Ellen Rosand, the newly appointed George A. Saden Professor of Music,
is a noted scholar of Italian music and poetry, music of the Baroque period, Italian opera, music of Venice, Handel and opera criticism.
Rosand is known for introducing new ways of understanding 17th-century music and opera, and her studies of the Venetian opera have reshaped the subject. Her undergraduate "Introduction to Opera" course has turned several generations of Yale students into opera aficionados, and she also has co-taught on both the undergraduate and graduate levels with members of the Italian and comparative literature departments.
In addition to her books, "Opera in 17th-Century Venice: the Creation of a Genre" and the forthcoming "Monteverdi's Venetian Trilogy: the Late Operas," Rosand edited "Orfeo" by Antonio Sartorio and Aurelio Aureli, "I sacroi musicali affetti" by Barbara Strozzi and the 14-volume "Garland Library of the History of Western Music." Her other publications include articles on Barbara Strozzi, Monteverdi, Cavalli, Vivaldi, Handel and music in 16th-century Venice.
A graduate of Vassar College, Rosand earned her M.A. at Harvard University and her Ph.D. at New York University. She taught briefly at Brooklyn College, Hunter College and New York University before joining the faculty at Rutgers University in 1977. She served on the faculty there until 1992, when she came to Yale after serving for a year here as a visiting professor of music. She served as chair of the University's Department of Music 1995-1998.
Rosand, a fellow of the American Academy of Arts and Sciences, has received fellowships from the American Council of Learned Societies, the National Endowment for the Humanities, the Rockefeller Foundation and the Guggenheim Foundation, among others.
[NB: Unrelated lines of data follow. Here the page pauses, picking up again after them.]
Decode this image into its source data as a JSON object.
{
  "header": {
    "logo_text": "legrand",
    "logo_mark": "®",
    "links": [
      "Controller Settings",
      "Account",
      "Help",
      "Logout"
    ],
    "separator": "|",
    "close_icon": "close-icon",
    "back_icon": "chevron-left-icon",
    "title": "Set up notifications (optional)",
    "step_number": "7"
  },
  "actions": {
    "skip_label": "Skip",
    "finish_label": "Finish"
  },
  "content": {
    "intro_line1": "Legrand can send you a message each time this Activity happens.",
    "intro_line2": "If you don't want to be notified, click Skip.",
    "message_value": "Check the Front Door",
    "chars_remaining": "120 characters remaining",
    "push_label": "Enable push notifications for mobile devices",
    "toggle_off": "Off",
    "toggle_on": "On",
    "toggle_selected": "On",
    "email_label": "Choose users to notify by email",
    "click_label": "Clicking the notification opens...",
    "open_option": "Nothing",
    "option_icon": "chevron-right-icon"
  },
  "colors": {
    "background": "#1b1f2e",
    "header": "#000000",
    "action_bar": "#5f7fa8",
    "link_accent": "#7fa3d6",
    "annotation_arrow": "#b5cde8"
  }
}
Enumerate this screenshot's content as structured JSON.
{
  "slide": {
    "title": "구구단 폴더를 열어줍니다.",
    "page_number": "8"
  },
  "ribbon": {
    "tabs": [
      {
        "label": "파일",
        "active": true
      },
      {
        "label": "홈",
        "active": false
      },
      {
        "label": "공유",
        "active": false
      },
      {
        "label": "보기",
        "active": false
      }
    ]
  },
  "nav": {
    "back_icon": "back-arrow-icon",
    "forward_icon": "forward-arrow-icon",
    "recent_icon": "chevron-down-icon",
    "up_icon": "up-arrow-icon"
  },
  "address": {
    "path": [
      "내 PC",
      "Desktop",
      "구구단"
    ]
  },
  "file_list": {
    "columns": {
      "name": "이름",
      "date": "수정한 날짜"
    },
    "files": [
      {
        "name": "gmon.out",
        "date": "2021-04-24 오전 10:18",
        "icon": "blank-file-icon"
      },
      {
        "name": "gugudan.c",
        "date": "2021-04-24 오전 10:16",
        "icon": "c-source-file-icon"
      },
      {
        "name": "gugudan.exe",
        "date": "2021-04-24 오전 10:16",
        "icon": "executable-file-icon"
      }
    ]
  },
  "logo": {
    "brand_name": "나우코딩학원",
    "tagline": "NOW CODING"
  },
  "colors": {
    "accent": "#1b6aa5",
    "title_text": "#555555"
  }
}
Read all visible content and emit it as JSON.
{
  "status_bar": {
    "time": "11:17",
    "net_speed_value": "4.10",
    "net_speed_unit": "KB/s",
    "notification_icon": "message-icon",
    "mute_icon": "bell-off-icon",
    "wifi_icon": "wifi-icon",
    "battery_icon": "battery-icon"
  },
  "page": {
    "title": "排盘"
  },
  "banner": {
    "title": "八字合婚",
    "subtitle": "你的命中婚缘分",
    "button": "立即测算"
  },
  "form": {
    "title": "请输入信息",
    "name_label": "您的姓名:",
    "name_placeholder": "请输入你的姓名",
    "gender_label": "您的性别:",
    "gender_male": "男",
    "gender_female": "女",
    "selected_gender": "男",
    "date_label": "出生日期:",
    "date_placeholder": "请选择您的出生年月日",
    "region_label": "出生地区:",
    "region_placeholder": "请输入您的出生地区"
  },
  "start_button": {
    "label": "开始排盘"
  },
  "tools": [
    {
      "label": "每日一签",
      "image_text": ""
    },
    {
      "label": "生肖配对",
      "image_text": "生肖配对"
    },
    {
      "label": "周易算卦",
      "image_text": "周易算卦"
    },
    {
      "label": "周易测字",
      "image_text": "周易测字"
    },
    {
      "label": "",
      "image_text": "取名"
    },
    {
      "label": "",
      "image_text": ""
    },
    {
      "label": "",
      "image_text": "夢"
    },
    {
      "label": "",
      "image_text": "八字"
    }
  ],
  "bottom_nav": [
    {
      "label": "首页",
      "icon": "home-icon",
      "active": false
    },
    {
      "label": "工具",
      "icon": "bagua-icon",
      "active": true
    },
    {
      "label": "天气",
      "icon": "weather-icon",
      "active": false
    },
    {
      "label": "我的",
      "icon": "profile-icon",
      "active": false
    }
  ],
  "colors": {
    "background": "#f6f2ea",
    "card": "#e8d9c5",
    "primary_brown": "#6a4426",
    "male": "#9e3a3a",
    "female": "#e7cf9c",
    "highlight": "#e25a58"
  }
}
In December 2006, she was chosen as one of four recipients of the Andrew W. Mellon Foundation's Distinguished Achievement Awards. The awards, amounting to as much as $1.5 million, honor scholars who have made significant contributions to humanistic inquiry and enable the awardees to teach and do research under especially favorable conditions while enlarging opportunities for scholarship and teaching at the academic institutions with which they are affiliated. (See related story.)
The Yale musicologist has served as president of the American Musicological Society and as editor-in-chief of the society's journal. She currently is a member of the society's board of directors. She also has served on the editorial boards of a number of music and opera journals, including a current post on the board of Cambridge Studies in Opera. She is the vice president of the board of directors of the American Handel Society and serves on the National Council of the Glimmerglass Opera.